Description of Accidents • An employee was electrocuted because an extension cord was missing the grounding prong. The drills grounding wire came in contact with the hot wire energizing the entire drill’s frame. The drill was not double insulated. • To avoid incidents like this one, take these precautions: • Make certain that approved GFCI’s or equipment grounding systems are used at construction sites. • Inspect electrical tools and equipment daily and remove damaged or defective equipment from use right away. http://www.cdc.gov/elcosh/docs/d0500/d000543/section8.html
OSHA Regulations • 1926 300 – Hand and Power Tools • General - All hand and power tools and similar equipment, whether furnished by the employer or the employee, shall be maintained in a safe condition. • 1926.302 (a)1 - Electric power operated tools shall either be of the double-insulated type or grounded in accordance with Subpart K. • 1926.302 (a)2 - The use of electric cords for hoisting or lowering tools shall NOT be permitted.
OSHA Regulations • 1926.95 – Personal Protective Equipment • General - Personal protective equipment for the eyes, face, head, and other extremities shall be provided and maintained in reliable condition when using electric drills. Note - PPE is only effective when used correctly.
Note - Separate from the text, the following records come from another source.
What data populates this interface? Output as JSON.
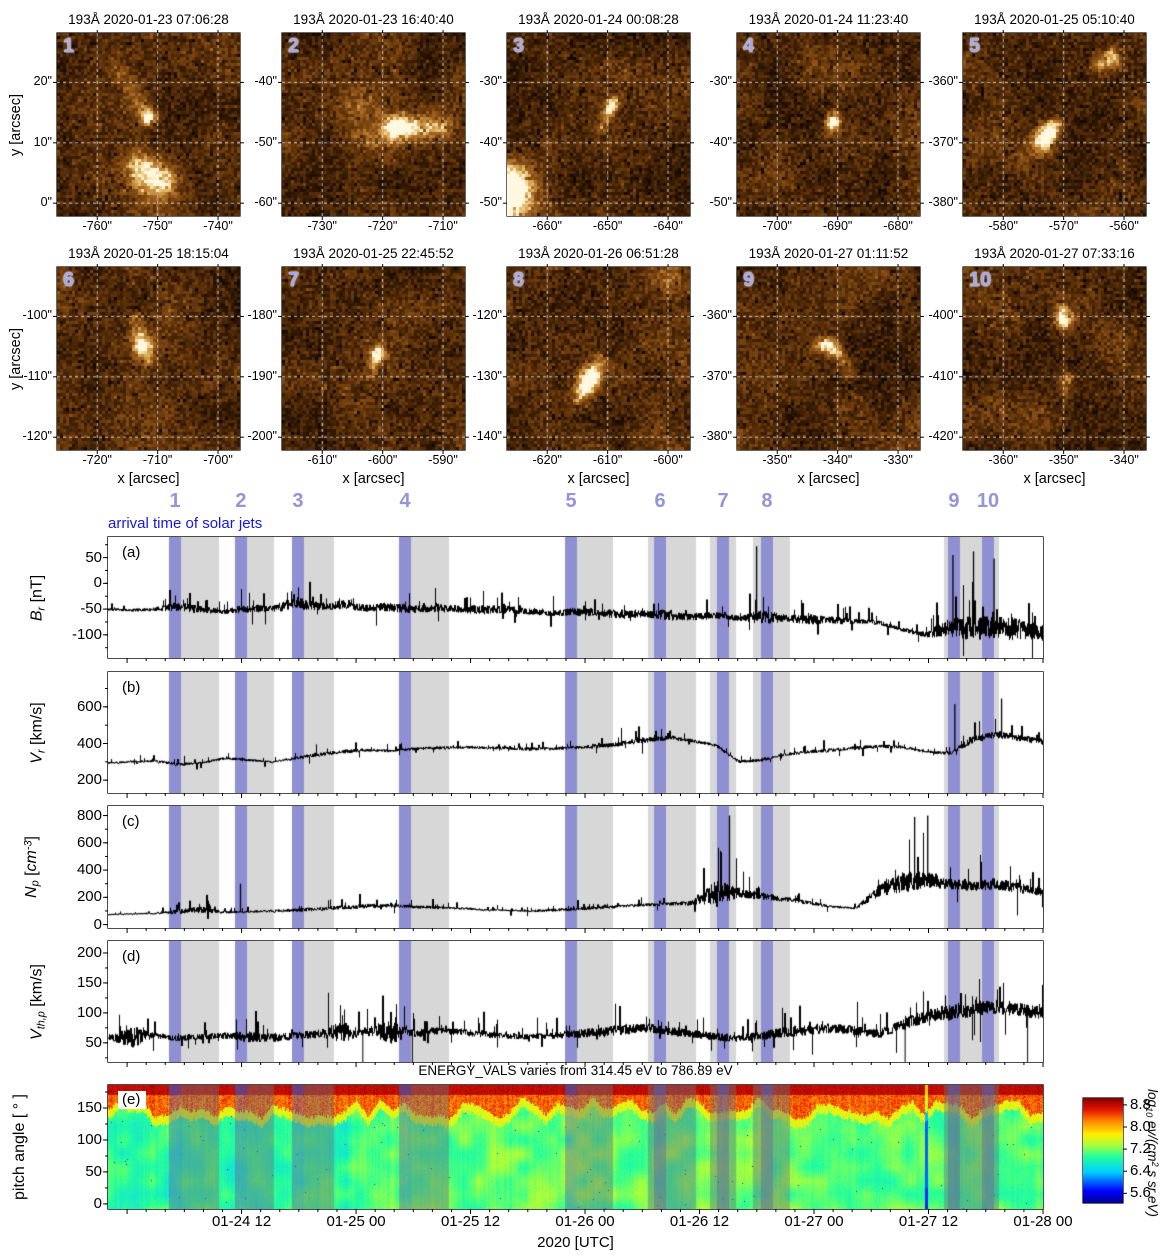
{
  "arrival": {
    "label": "arrival time of solar jets"
  },
  "xaxis": {
    "label": "2020 [UTC]",
    "ticks": [
      "01-24 12",
      "01-25 00",
      "01-25 12",
      "01-26 00",
      "01-26 12",
      "01-27 00",
      "01-27 12",
      "01-28 00"
    ]
  },
  "jets": [
    {
      "n": "1",
      "frac": 0.0717
    },
    {
      "n": "2",
      "frac": 0.1422
    },
    {
      "n": "3",
      "frac": 0.2032
    },
    {
      "n": "4",
      "frac": 0.3177
    },
    {
      "n": "5",
      "frac": 0.4952
    },
    {
      "n": "6",
      "frac": 0.5904
    },
    {
      "n": "7",
      "frac": 0.6578
    },
    {
      "n": "8",
      "frac": 0.7048
    },
    {
      "n": "9",
      "frac": 0.9048
    },
    {
      "n": "10",
      "frac": 0.9412
    }
  ],
  "bands": {
    "gray_color": "#d7d7d7",
    "purple_color": "#8f8fd4",
    "gray": [
      [
        0.0781,
        0.1187
      ],
      [
        0.1487,
        0.1775
      ],
      [
        0.2096,
        0.2417
      ],
      [
        0.3241,
        0.3647
      ],
      [
        0.5016,
        0.5401
      ],
      [
        0.5775,
        0.6289
      ],
      [
        0.6439,
        0.6717
      ],
      [
        0.6898,
        0.7294
      ],
      [
        0.8941,
        0.9529
      ]
    ],
    "purple": [
      [
        0.0652,
        0.0781
      ],
      [
        0.1358,
        0.1487
      ],
      [
        0.1968,
        0.2096
      ],
      [
        0.3112,
        0.3241
      ],
      [
        0.4888,
        0.5016
      ],
      [
        0.584,
        0.5968
      ],
      [
        0.6513,
        0.6642
      ],
      [
        0.6984,
        0.7112
      ],
      [
        0.8984,
        0.9112
      ],
      [
        0.9348,
        0.9476
      ]
    ]
  },
  "image_grid": {
    "x": [
      0.22,
      0.55,
      0.88
    ],
    "y": [
      0.27,
      0.6,
      0.93
    ]
  },
  "images": [
    {
      "n": "1",
      "title": "193Å 2020-01-23 07:06:28",
      "ylabel": "y [arcsec]",
      "xlabel": "",
      "yticks": [
        "20\"",
        "10\"",
        "0\""
      ],
      "xticks": [
        "-760\"",
        "-750\"",
        "-740\""
      ],
      "seed": 11,
      "blobs": [
        [
          0.5,
          0.46,
          0.03,
          0.95
        ],
        [
          0.455,
          0.385,
          0.035,
          0.3
        ],
        [
          0.4,
          0.3,
          0.035,
          0.25
        ],
        [
          0.345,
          0.225,
          0.03,
          0.22
        ],
        [
          0.5,
          0.77,
          0.075,
          0.45
        ],
        [
          0.575,
          0.815,
          0.065,
          0.4
        ],
        [
          0.435,
          0.71,
          0.05,
          0.28
        ]
      ]
    },
    {
      "n": "2",
      "title": "193Å 2020-01-23 16:40:40",
      "ylabel": "",
      "xlabel": "",
      "yticks": [
        "-40\"",
        "-50\"",
        "-60\""
      ],
      "xticks": [
        "-730\"",
        "-720\"",
        "-710\""
      ],
      "seed": 12,
      "blobs": [
        [
          0.62,
          0.52,
          0.042,
          0.9
        ],
        [
          0.71,
          0.515,
          0.05,
          0.5
        ],
        [
          0.8,
          0.515,
          0.05,
          0.42
        ],
        [
          0.89,
          0.52,
          0.045,
          0.32
        ],
        [
          0.48,
          0.56,
          0.09,
          0.22
        ],
        [
          0.42,
          0.38,
          0.09,
          0.16
        ]
      ]
    },
    {
      "n": "3",
      "title": "193Å 2020-01-24 00:08:28",
      "ylabel": "",
      "xlabel": "",
      "yticks": [
        "-30\"",
        "-40\"",
        "-50\""
      ],
      "xticks": [
        "-660\"",
        "-650\"",
        "-640\""
      ],
      "seed": 13,
      "blobs": [
        [
          0.565,
          0.415,
          0.025,
          0.7
        ],
        [
          0.585,
          0.375,
          0.025,
          0.5
        ],
        [
          0.54,
          0.47,
          0.022,
          0.45
        ],
        [
          0.515,
          0.525,
          0.02,
          0.32
        ],
        [
          0.02,
          0.83,
          0.09,
          0.9
        ],
        [
          0.0,
          0.95,
          0.08,
          0.6
        ]
      ]
    },
    {
      "n": "4",
      "title": "193Å 2020-01-24 11:23:40",
      "ylabel": "",
      "xlabel": "",
      "yticks": [
        "-30\"",
        "-40\"",
        "-50\""
      ],
      "xticks": [
        "-700\"",
        "-690\"",
        "-680\""
      ],
      "seed": 14,
      "blobs": [
        [
          0.525,
          0.49,
          0.028,
          0.85
        ],
        [
          0.535,
          0.44,
          0.03,
          0.3
        ],
        [
          0.5,
          0.555,
          0.025,
          0.22
        ]
      ]
    },
    {
      "n": "5",
      "title": "193Å 2020-01-25 05:10:40",
      "ylabel": "",
      "xlabel": "",
      "yticks": [
        "-360\"",
        "-370\"",
        "-380\""
      ],
      "xticks": [
        "-580\"",
        "-570\"",
        "-560\""
      ],
      "seed": 15,
      "blobs": [
        [
          0.465,
          0.555,
          0.04,
          0.9
        ],
        [
          0.425,
          0.61,
          0.045,
          0.5
        ],
        [
          0.5,
          0.5,
          0.03,
          0.5
        ],
        [
          0.815,
          0.135,
          0.04,
          0.65
        ],
        [
          0.74,
          0.175,
          0.035,
          0.4
        ],
        [
          0.315,
          0.69,
          0.04,
          0.16
        ]
      ]
    },
    {
      "n": "6",
      "title": "193Å 2020-01-25 18:15:04",
      "ylabel": "y [arcsec]",
      "xlabel": "x [arcsec]",
      "yticks": [
        "-100\"",
        "-110\"",
        "-120\""
      ],
      "xticks": [
        "-720\"",
        "-710\"",
        "-700\""
      ],
      "seed": 16,
      "blobs": [
        [
          0.47,
          0.44,
          0.038,
          0.9
        ],
        [
          0.445,
          0.36,
          0.033,
          0.4
        ],
        [
          0.425,
          0.285,
          0.03,
          0.28
        ],
        [
          0.5,
          0.52,
          0.027,
          0.3
        ]
      ]
    },
    {
      "n": "7",
      "title": "193Å 2020-01-25 22:45:52",
      "ylabel": "",
      "xlabel": "x [arcsec]",
      "yticks": [
        "-180\"",
        "-190\"",
        "-200\""
      ],
      "xticks": [
        "-610\"",
        "-600\"",
        "-590\""
      ],
      "seed": 17,
      "blobs": [
        [
          0.525,
          0.475,
          0.03,
          0.8
        ],
        [
          0.505,
          0.535,
          0.025,
          0.38
        ],
        [
          0.485,
          0.6,
          0.022,
          0.2
        ]
      ]
    },
    {
      "n": "8",
      "title": "193Å 2020-01-26 06:51:28",
      "ylabel": "",
      "xlabel": "x [arcsec]",
      "yticks": [
        "-120\"",
        "-130\"",
        "-140\""
      ],
      "xticks": [
        "-620\"",
        "-610\"",
        "-600\""
      ],
      "seed": 18,
      "blobs": [
        [
          0.45,
          0.615,
          0.042,
          0.9
        ],
        [
          0.42,
          0.675,
          0.042,
          0.6
        ],
        [
          0.475,
          0.555,
          0.035,
          0.5
        ],
        [
          0.515,
          0.5,
          0.027,
          0.3
        ],
        [
          0.385,
          0.73,
          0.033,
          0.3
        ],
        [
          0.88,
          0.07,
          0.07,
          0.25
        ]
      ]
    },
    {
      "n": "9",
      "title": "193Å 2020-01-27 01:11:52",
      "ylabel": "",
      "xlabel": "x [arcsec]",
      "yticks": [
        "-360\"",
        "-370\"",
        "-380\""
      ],
      "xticks": [
        "-350\"",
        "-340\"",
        "-330\""
      ],
      "seed": 19,
      "blobs": [
        [
          0.5,
          0.43,
          0.033,
          0.75
        ],
        [
          0.555,
          0.465,
          0.03,
          0.5
        ],
        [
          0.595,
          0.525,
          0.026,
          0.42
        ],
        [
          0.615,
          0.59,
          0.023,
          0.3
        ],
        [
          0.445,
          0.425,
          0.027,
          0.3
        ]
      ]
    },
    {
      "n": "10",
      "title": "193Å 2020-01-27 07:33:16",
      "ylabel": "",
      "xlabel": "x [arcsec]",
      "yticks": [
        "-400\"",
        "-410\"",
        "-420\""
      ],
      "xticks": [
        "-360\"",
        "-350\"",
        "-340\""
      ],
      "seed": 20,
      "blobs": [
        [
          0.555,
          0.295,
          0.03,
          0.85
        ],
        [
          0.54,
          0.235,
          0.026,
          0.4
        ],
        [
          0.565,
          0.615,
          0.026,
          0.5
        ],
        [
          0.555,
          0.675,
          0.022,
          0.3
        ],
        [
          0.55,
          0.45,
          0.018,
          0.2
        ]
      ]
    }
  ],
  "chart_data": {
    "type": "multi-panel solar-wind time series with pitch-angle spectrogram",
    "x_range": [
      "2020-01-23 22:00",
      "2020-01-28 00:00"
    ],
    "x_tick_labels": [
      "01-24 12",
      "01-25 00",
      "01-25 12",
      "01-26 00",
      "01-26 12",
      "01-27 00",
      "01-27 12",
      "01-28 00"
    ],
    "panels": [
      {
        "id": "a",
        "letter": "(a)",
        "ylabel": [
          [
            "B",
            "i"
          ],
          [
            "r",
            "isub"
          ],
          [
            " [nT]",
            "n"
          ]
        ],
        "ylim": [
          -145,
          90
        ],
        "yticks": [
          50,
          0,
          -50,
          -100
        ],
        "minor_step": 25,
        "seed": 31,
        "noise_down": 0.5,
        "trend": [
          -50,
          -52,
          -50,
          -45,
          -52,
          -55,
          -48,
          -50,
          -38,
          -45,
          -42,
          -48,
          -46,
          -50,
          -48,
          -50,
          -52,
          -50,
          -55,
          -58,
          -55,
          -58,
          -60,
          -58,
          -62,
          -65,
          -62,
          -68,
          -65,
          -68,
          -70,
          -72,
          -74,
          -76,
          -90,
          -100,
          -85,
          -88,
          -85,
          -90,
          -95
        ],
        "spike_amp": [
          20,
          18,
          25,
          60,
          45,
          30,
          55,
          40,
          85,
          50,
          55,
          45,
          60,
          50,
          55,
          45,
          60,
          50,
          40,
          35,
          55,
          45,
          60,
          50,
          65,
          45,
          40,
          35,
          90,
          45,
          60,
          50,
          35,
          30,
          25,
          35,
          120,
          150,
          130,
          140,
          110
        ],
        "events": [
          [
            0.693,
            72
          ],
          [
            0.903,
            55
          ],
          [
            0.925,
            62
          ],
          [
            0.947,
            48
          ]
        ],
        "gaps": []
      },
      {
        "id": "b",
        "letter": "(b)",
        "ylabel": [
          [
            "V",
            "i"
          ],
          [
            "r",
            "isub"
          ],
          [
            " [km/s]",
            "n"
          ]
        ],
        "ylim": [
          130,
          790
        ],
        "yticks": [
          600,
          400,
          200
        ],
        "minor_step": 100,
        "seed": 32,
        "noise_down": 0.8,
        "trend": [
          295,
          300,
          305,
          285,
          295,
          320,
          310,
          300,
          320,
          340,
          355,
          365,
          360,
          370,
          375,
          380,
          378,
          375,
          370,
          372,
          378,
          385,
          400,
          420,
          430,
          415,
          390,
          300,
          310,
          340,
          355,
          365,
          375,
          385,
          380,
          355,
          345,
          420,
          450,
          430,
          410
        ],
        "spike_amp": [
          35,
          40,
          45,
          60,
          40,
          50,
          45,
          40,
          55,
          60,
          70,
          60,
          50,
          55,
          60,
          55,
          50,
          55,
          60,
          55,
          60,
          70,
          90,
          100,
          80,
          60,
          50,
          60,
          50,
          55,
          60,
          65,
          70,
          60,
          55,
          50,
          60,
          120,
          130,
          120,
          110
        ],
        "events": [
          [
            0.905,
            615
          ],
          [
            0.955,
            645
          ]
        ],
        "gaps": []
      },
      {
        "id": "c",
        "letter": "(c)",
        "ylabel": [
          [
            "N",
            "i"
          ],
          [
            "p",
            "isub"
          ],
          [
            " [",
            "n"
          ],
          [
            "cm",
            "i"
          ],
          [
            "-3",
            "isup"
          ],
          [
            "]",
            "n"
          ]
        ],
        "ylim": [
          -25,
          870
        ],
        "yticks": [
          800,
          600,
          400,
          200,
          0
        ],
        "minor_step": 100,
        "seed": 33,
        "noise_down": 0.2,
        "trend": [
          75,
          80,
          82,
          95,
          110,
          90,
          95,
          100,
          105,
          115,
          125,
          135,
          140,
          130,
          125,
          120,
          110,
          105,
          100,
          105,
          115,
          125,
          135,
          145,
          150,
          160,
          240,
          230,
          210,
          185,
          160,
          130,
          120,
          250,
          310,
          330,
          300,
          280,
          300,
          270,
          240
        ],
        "spike_amp": [
          25,
          30,
          35,
          120,
          160,
          60,
          50,
          60,
          80,
          90,
          100,
          110,
          90,
          80,
          70,
          60,
          50,
          45,
          60,
          70,
          80,
          90,
          80,
          70,
          90,
          120,
          560,
          250,
          180,
          120,
          90,
          60,
          50,
          300,
          470,
          420,
          250,
          220,
          280,
          250,
          200
        ],
        "events": [
          [
            0.141,
            300
          ],
          [
            0.664,
            800
          ],
          [
            0.862,
            790
          ],
          [
            0.876,
            800
          ]
        ],
        "gaps": []
      },
      {
        "id": "d",
        "letter": "(d)",
        "ylabel": [
          [
            "V",
            "i"
          ],
          [
            "th,p",
            "isub"
          ],
          [
            " [km/s]",
            "n"
          ]
        ],
        "ylim": [
          18,
          220
        ],
        "yticks": [
          200,
          150,
          100,
          50
        ],
        "minor_step": 25,
        "seed": 34,
        "noise_down": 0.9,
        "trend": [
          58,
          60,
          62,
          58,
          60,
          62,
          60,
          58,
          62,
          65,
          68,
          70,
          68,
          66,
          70,
          68,
          65,
          62,
          60,
          62,
          65,
          68,
          72,
          75,
          70,
          65,
          60,
          58,
          62,
          68,
          72,
          75,
          70,
          65,
          80,
          95,
          100,
          105,
          110,
          105,
          100
        ],
        "spike_amp": [
          25,
          115,
          30,
          35,
          30,
          35,
          60,
          45,
          40,
          45,
          110,
          45,
          120,
          45,
          40,
          35,
          40,
          35,
          30,
          35,
          45,
          50,
          55,
          50,
          45,
          40,
          45,
          40,
          45,
          55,
          60,
          55,
          50,
          45,
          60,
          70,
          80,
          75,
          80,
          75,
          70
        ],
        "events": [],
        "gaps": [
          0.272,
          0.325,
          0.852,
          0.983
        ]
      }
    ],
    "spectrogram": {
      "id": "e",
      "letter": "(e)",
      "title_above": "ENERGY_VALS varies from 314.45 eV to 786.89 eV",
      "ylabel": [
        [
          "pitch angle [ ° ]",
          "n"
        ]
      ],
      "ylim": [
        -8,
        186
      ],
      "yticks": [
        150,
        100,
        50,
        0
      ],
      "pitch_max": 180,
      "body_value": 7.05,
      "red_band_value": 8.35,
      "top_band_value": 8.8,
      "top_band_min_pitch": 166,
      "red_boundary_pitch": 147,
      "cyan_line": {
        "frac": 0.876,
        "body_value": 6.0,
        "red_value": 7.5
      },
      "seed": 55
    },
    "colorbar": {
      "ticks": [
        "8.8",
        "8.0",
        "7.2",
        "6.4",
        "5.6"
      ],
      "tick_values": [
        8.8,
        8.0,
        7.2,
        6.4,
        5.6
      ],
      "value_top": 9.05,
      "value_bottom": 5.25,
      "label": [
        [
          "log",
          "i"
        ],
        [
          "10",
          "isub"
        ],
        [
          " ev/(cm",
          "i"
        ],
        [
          "2",
          "isup"
        ],
        [
          " s sr eV)",
          "i"
        ]
      ]
    }
  }
}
Safety Procedures to Follow • Pre-Use Activities • Review and understand information given by manufacturer regarding safety procedures • Inspect the electric drill for damage or disrepair especially the drill chuck and power cord/battery pack. • If the drill fails your inspection, report the condition to your supervisor and take drill out of service.
Safety Procedures to Follow • Operating Precautions • Keep your hands and fingers away from the rotating drill chuck and bit. • Never stop the rotation of the drill chuck or bit with your hands or fingers. • Avoid electrical shocks by not using a portable electric drill when it is raining or in wet conditions. • Always use a sharp drill bit, don't try to force a dull bit.
Safety Procedures to Follow • Operating Precautions • Always wear safety glasses or goggles when drilling. • Never wear a tie or loose clothing or jewelry when using a power drill. • Always secure smaller material in a vise or clamp to a bench. • Never carry a portable power drill by the power cord.
Safety Procedures to Follow • Operating Precautions • Check auxiliary handles, if part of the tool. Be sure they are securely installed. Always use the auxiliary drill handle when provided. It gives you more control of the drill, especially if stalled conditions occur. Grasp the drill firmly by insulated surfaces. • Before inserting a battery or plugging in a portable power drill, turn the power switch off. • Make all portable power drill adjustments with the power switch shut off and cord unplugged or battery disconnected.